Closed Rayman closed 2 years ago

Rayman commented 2 years ago

I put a step response on the second order lowpass and the output I've printed below. As you can see the filter has an overshoot, which is very strange. I think there is something wrong with it.

0.292893
0.87868
1.12132
1.02082
0.979185
0.996429
1.00357
1.00061
0.999387
0.999895
1.00011
1.00002
0.999982
0.999997
1
1
0.999999
1
1
1
cesar-lopez-mar commented 2 years ago

Second order lowpass filters can have an overshoot, depending on the damping factor of the filter. I see the filter settles rather fast (especially compered to the dynamics of a physical robot), and it usually is there to filter noise and its input won't be step-like functions. So in my experience with this step response I would say there should not be issues during nominal operation. Have you noticed an issue on the vehicle behavior?

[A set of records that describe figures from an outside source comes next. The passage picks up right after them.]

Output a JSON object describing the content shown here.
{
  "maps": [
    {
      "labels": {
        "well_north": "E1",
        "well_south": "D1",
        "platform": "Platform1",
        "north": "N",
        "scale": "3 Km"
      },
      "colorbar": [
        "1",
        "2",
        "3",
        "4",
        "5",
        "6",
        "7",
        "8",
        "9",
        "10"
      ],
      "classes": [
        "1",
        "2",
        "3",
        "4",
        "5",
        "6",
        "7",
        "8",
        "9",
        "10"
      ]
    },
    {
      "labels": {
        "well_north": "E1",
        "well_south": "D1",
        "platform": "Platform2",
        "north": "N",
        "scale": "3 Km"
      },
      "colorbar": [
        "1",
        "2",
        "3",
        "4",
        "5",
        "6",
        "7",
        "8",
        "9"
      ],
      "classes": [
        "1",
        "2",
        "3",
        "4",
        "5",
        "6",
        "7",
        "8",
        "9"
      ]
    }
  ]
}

Rayman commented 2 years ago

When I calculate the step response of the critically damped second order lowpass I get this (1000Hz sampling, 50Hz cutoff): image

When I put the cutoff at 1/4 of the sampling frequency as the comment in the filter suggest, I still get this: image

cesar-lopez-mar commented 2 years ago

So it means the implemented LPF should be critically damped? We took that implementation from another code and did not make an exhaustive review. So either, there is a bug in the filter implementation, or it was intended not to be critically damped. In any case we should find the original equations and double check.